Rapini, or broccoli raab, is one of my favorite vegetables. It’s a bit bitter, but I don’t find that overpowering in this green. I often have a hard time finding it organic, so it’s one of the few vegetables I buy commercially grown. And it often comes in huge, economical bunches.
Rapini sometimes refers to the fresh tops of any mature cruciferous plant. I find kale and cabbage rapini sometimes in my farmer’s market. You could use those here.
Look for greens and florets that are bright green and perky. Green leaves that are starting to yellow or look wilted are too old and won’t have as much nutritional value or flavor as fresher ones. I like to use as much of the plant as possible, so I cut the stems and throw them in. Often the stems are tender all the way to the base, but it really depends on when the greens were harvested. I usually cut the leaves a bit larger than the stems. Add the stems a minute or two before the greens if you want to give them more cooking time. The stems add more nutrition to your dish than just the leaves due to their denser mineral content.

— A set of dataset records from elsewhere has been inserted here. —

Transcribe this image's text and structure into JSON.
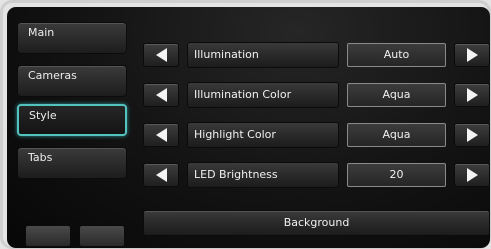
{
  "sidebar": {
    "items": [
      {
        "label": "Main",
        "active": false
      },
      {
        "label": "Cameras",
        "active": false
      },
      {
        "label": "Style",
        "active": true
      },
      {
        "label": "Tabs",
        "active": false
      }
    ],
    "accent_color": "#54c3c0"
  },
  "settings": {
    "rows": [
      {
        "label": "Illumination",
        "value": "Auto"
      },
      {
        "label": "Illumination Color",
        "value": "Aqua"
      },
      {
        "label": "Highlight Color",
        "value": "Aqua"
      },
      {
        "label": "LED Brightness",
        "value": "20"
      }
    ]
  },
  "background_button": {
    "label": "Background"
  },
  "icons": {
    "decrement": "left-arrow-icon",
    "increment": "right-arrow-icon"
  }
}
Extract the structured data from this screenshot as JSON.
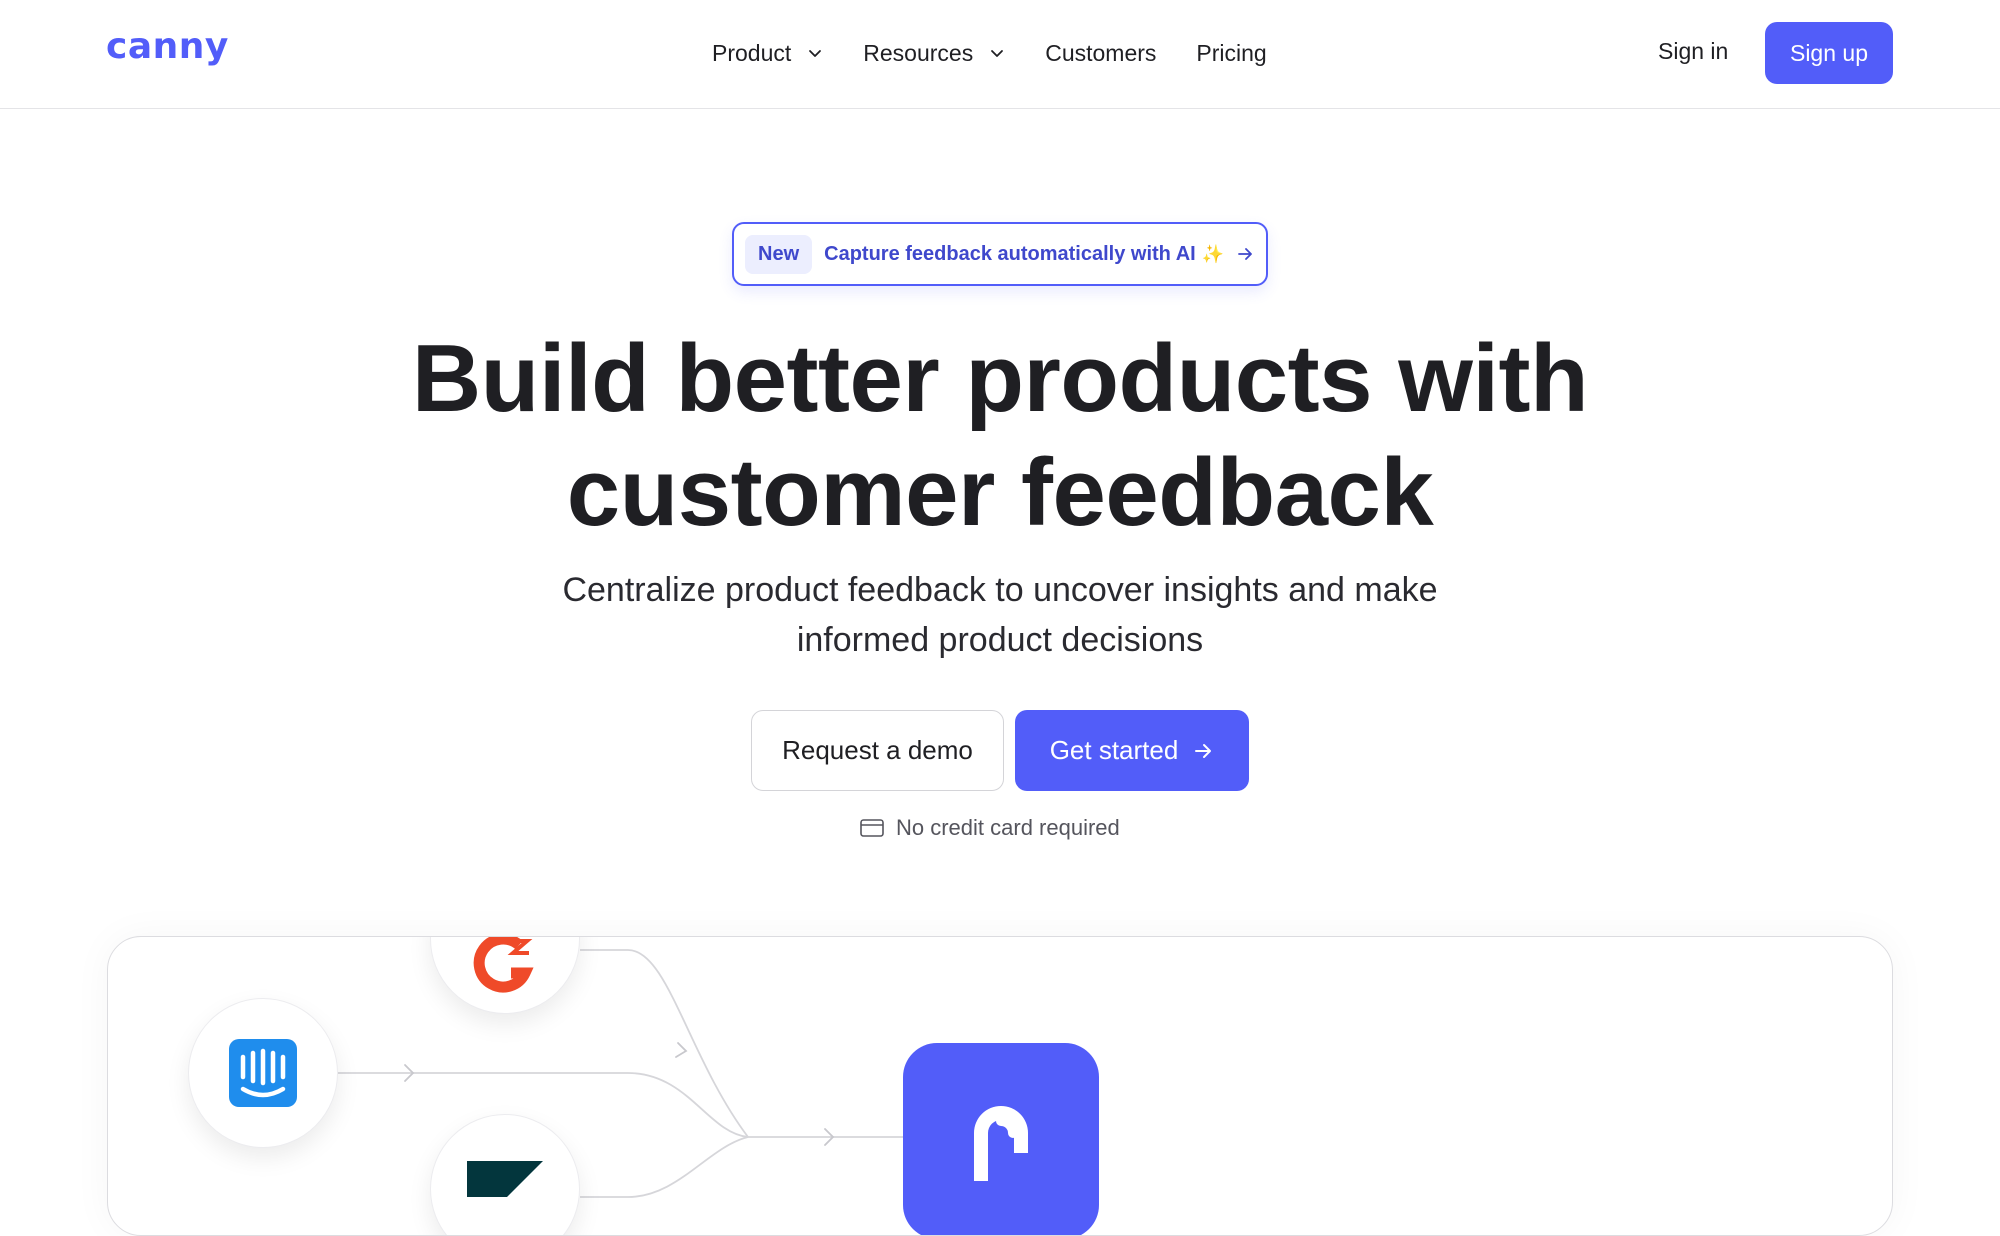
{
  "header": {
    "logo": "canny",
    "nav": {
      "product": "Product",
      "resources": "Resources",
      "customers": "Customers",
      "pricing": "Pricing"
    },
    "sign_in": "Sign in",
    "sign_up": "Sign up"
  },
  "hero": {
    "badge": "New",
    "announcement": "Capture feedback automatically with AI",
    "announcement_sparkle": "✨",
    "headline_line1": "Build better products with",
    "headline_line2": "customer feedback",
    "subhead_line1": "Centralize product feedback to uncover insights and make",
    "subhead_line2": "informed product decisions",
    "demo_button": "Request a demo",
    "start_button": "Get started",
    "no_card": "No credit card required"
  },
  "integrations": {
    "sources": [
      "intercom-icon",
      "g2-icon",
      "zendesk-icon"
    ],
    "destination": "canny-app-icon"
  },
  "colors": {
    "brand": "#525df9",
    "text": "#1f1f23",
    "muted": "#55555d",
    "g2": "#ef4a29",
    "intercom": "#1f8ded",
    "zendesk": "#03363d"
  }
}
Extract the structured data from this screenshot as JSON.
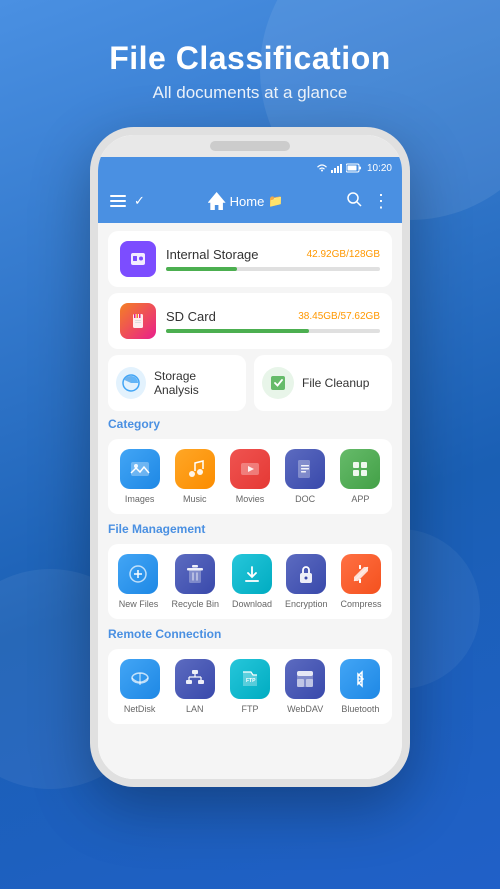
{
  "page": {
    "title": "File Classification",
    "subtitle": "All documents at a glance"
  },
  "status_bar": {
    "time": "10:20",
    "wifi": "wifi",
    "signal": "signal",
    "battery": "battery"
  },
  "toolbar": {
    "home_label": "Home",
    "search_label": "Search",
    "menu_label": "More"
  },
  "storage": [
    {
      "name": "Internal Storage",
      "used": "42.92GB",
      "total": "128GB",
      "percent": 33,
      "icon": "💾",
      "icon_class": "storage-icon-internal"
    },
    {
      "name": "SD Card",
      "used": "38.45GB",
      "total": "57.62GB",
      "percent": 67,
      "icon": "📱",
      "icon_class": "storage-icon-sd"
    }
  ],
  "quick_actions": [
    {
      "label": "Storage Analysis",
      "icon": "🔵",
      "icon_class": "icon-newfiles"
    },
    {
      "label": "File Cleanup",
      "icon": "🟩",
      "icon_class": "icon-app"
    }
  ],
  "sections": [
    {
      "title": "Category",
      "items": [
        {
          "label": "Images",
          "icon": "🏔️",
          "icon_class": "icon-images"
        },
        {
          "label": "Music",
          "icon": "🎵",
          "icon_class": "icon-music"
        },
        {
          "label": "Movies",
          "icon": "🎬",
          "icon_class": "icon-movies"
        },
        {
          "label": "DOC",
          "icon": "📄",
          "icon_class": "icon-doc"
        },
        {
          "label": "APP",
          "icon": "📱",
          "icon_class": "icon-app"
        }
      ]
    },
    {
      "title": "File Management",
      "items": [
        {
          "label": "New Files",
          "icon": "📋",
          "icon_class": "icon-newfiles"
        },
        {
          "label": "Recycle Bin",
          "icon": "🗑️",
          "icon_class": "icon-recycle"
        },
        {
          "label": "Download",
          "icon": "⬇️",
          "icon_class": "icon-download"
        },
        {
          "label": "Encryption",
          "icon": "🔒",
          "icon_class": "icon-encrypt"
        },
        {
          "label": "Compress",
          "icon": "📦",
          "icon_class": "icon-compress"
        }
      ]
    },
    {
      "title": "Remote Connection",
      "items": [
        {
          "label": "NetDisk",
          "icon": "☁️",
          "icon_class": "icon-netdisk"
        },
        {
          "label": "LAN",
          "icon": "📡",
          "icon_class": "icon-lan"
        },
        {
          "label": "FTP",
          "icon": "📂",
          "icon_class": "icon-ftp"
        },
        {
          "label": "WebDAV",
          "icon": "🗂️",
          "icon_class": "icon-webdav"
        },
        {
          "label": "Bluetooth",
          "icon": "🔷",
          "icon_class": "icon-bluetooth"
        }
      ]
    }
  ]
}
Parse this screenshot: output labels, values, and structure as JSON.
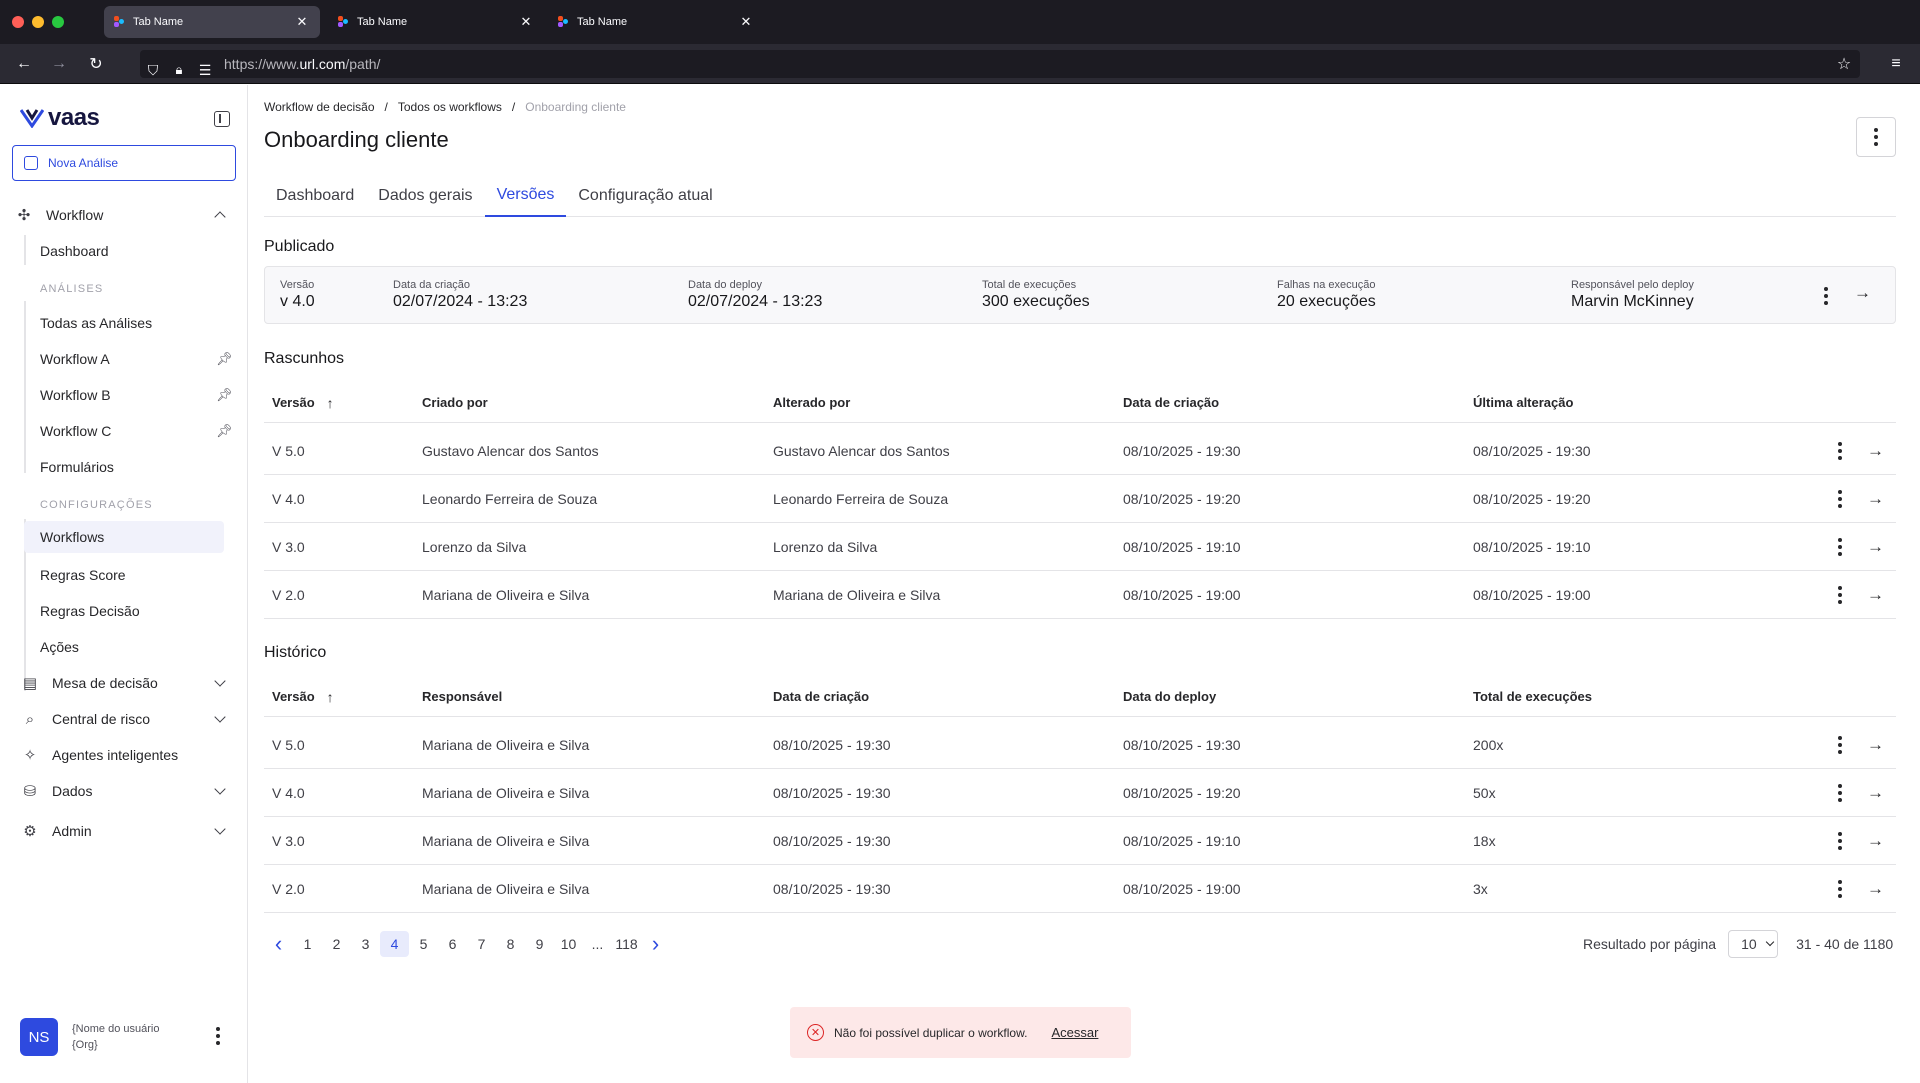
{
  "browser": {
    "tabs": [
      {
        "label": "Tab Name"
      },
      {
        "label": "Tab Name"
      },
      {
        "label": "Tab Name"
      }
    ],
    "url_prefix": "https://www.",
    "url_host": "url.com",
    "url_path": "/path/"
  },
  "sidebar": {
    "logo": "vaas",
    "new_analysis": "Nova Análise",
    "workflow_label": "Workflow",
    "dashboard": "Dashboard",
    "section_analises": "ANÁLISES",
    "todas": "Todas as Análises",
    "workflow_a": "Workflow A",
    "workflow_b": "Workflow B",
    "workflow_c": "Workflow C",
    "formularios": "Formulários",
    "section_config": "CONFIGURAÇÕES",
    "workflows": "Workflows",
    "regras_score": "Regras Score",
    "regras_decisao": "Regras Decisão",
    "acoes": "Ações",
    "mesa": "Mesa de decisão",
    "central": "Central de risco",
    "agentes": "Agentes inteligentes",
    "dados": "Dados",
    "admin": "Admin",
    "user_initials": "NS",
    "user_name": "{Nome do usuário",
    "user_org": "{Org}"
  },
  "main": {
    "breadcrumb": [
      "Workflow de decisão",
      "/",
      "Todos os workflows",
      "/",
      "Onboarding cliente"
    ],
    "title": "Onboarding cliente",
    "tabs": [
      "Dashboard",
      "Dados gerais",
      "Versões",
      "Configuração atual"
    ],
    "published": {
      "title": "Publicado",
      "fields": [
        {
          "label": "Versão",
          "value": "v 4.0"
        },
        {
          "label": "Data da criação",
          "value": "02/07/2024 - 13:23"
        },
        {
          "label": "Data do deploy",
          "value": "02/07/2024 - 13:23"
        },
        {
          "label": "Total de execuções",
          "value": "300 execuções"
        },
        {
          "label": "Falhas na execução",
          "value": "20 execuções"
        },
        {
          "label": "Responsável pelo deploy",
          "value": "Marvin McKinney"
        }
      ]
    },
    "drafts": {
      "title": "Rascunhos",
      "headers": [
        "Versão",
        "Criado por",
        "Alterado por",
        "Data de criação",
        "Última alteração"
      ],
      "sort_icon": "↑",
      "rows": [
        [
          "V 5.0",
          "Gustavo Alencar dos Santos",
          "Gustavo Alencar dos Santos",
          "08/10/2025 - 19:30",
          "08/10/2025 - 19:30"
        ],
        [
          "V 4.0",
          "Leonardo Ferreira de Souza",
          "Leonardo Ferreira de Souza",
          "08/10/2025 - 19:20",
          "08/10/2025 - 19:20"
        ],
        [
          "V 3.0",
          "Lorenzo da Silva",
          "Lorenzo da Silva",
          "08/10/2025 - 19:10",
          "08/10/2025 - 19:10"
        ],
        [
          "V 2.0",
          "Mariana de Oliveira e Silva",
          "Mariana de Oliveira e Silva",
          "08/10/2025 - 19:00",
          "08/10/2025 - 19:00"
        ]
      ]
    },
    "history": {
      "title": "Histórico",
      "headers": [
        "Versão",
        "Responsável",
        "Data de criação",
        "Data do deploy",
        "Total de execuções"
      ],
      "sort_icon": "↑",
      "rows": [
        [
          "V 5.0",
          "Mariana de Oliveira e Silva",
          "08/10/2025 - 19:30",
          "08/10/2025 - 19:30",
          "200x"
        ],
        [
          "V 4.0",
          "Mariana de Oliveira e Silva",
          "08/10/2025 - 19:30",
          "08/10/2025 - 19:20",
          "50x"
        ],
        [
          "V 3.0",
          "Mariana de Oliveira e Silva",
          "08/10/2025 - 19:30",
          "08/10/2025 - 19:10",
          "18x"
        ],
        [
          "V 2.0",
          "Mariana de Oliveira e Silva",
          "08/10/2025 - 19:30",
          "08/10/2025 - 19:00",
          "3x"
        ]
      ]
    },
    "pagination": {
      "pages": [
        "1",
        "2",
        "3",
        "4",
        "5",
        "6",
        "7",
        "8",
        "9",
        "10",
        "...",
        "118"
      ],
      "current": "4",
      "per_page_label": "Resultado por página",
      "per_page_value": "10",
      "range": "31 - 40 de 1180"
    },
    "toast": {
      "message": "Não foi possível duplicar o workflow.",
      "action": "Acessar"
    }
  }
}
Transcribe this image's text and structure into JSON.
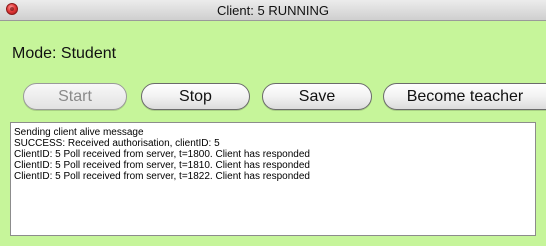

Sauteed Rapini with Button Mushrooms
- 1 skillet
- 2 tsp sesame oil
- 1/2 onion cut in thin half-moons
- Pinch of sea salt
- 1-2 garlic cloves chopped small
- About 5 button mushrooms wiped clean and sliced
- 1 bunch rapini/broccoli raab washed and chopped
- A few slices of fresh lemon
- Heat a large skillet on medium heat. Add the oil. Add the onion as soon as a little piece gently sizzles in the oil. Sautè, stirring frequently for about 5 minutes or until onion starts getting translucent.
- Add the mushrooms, garlic and sea salt. Sautè 2 minutes.
- Add the daikon greens and stir until the greens get coated with the oil and onions. Add a Tbsp or two of water. Cover and let cook until tender, 3-4 minutes.
- Remove from heat. Add a squeeze of lemon juice at the table.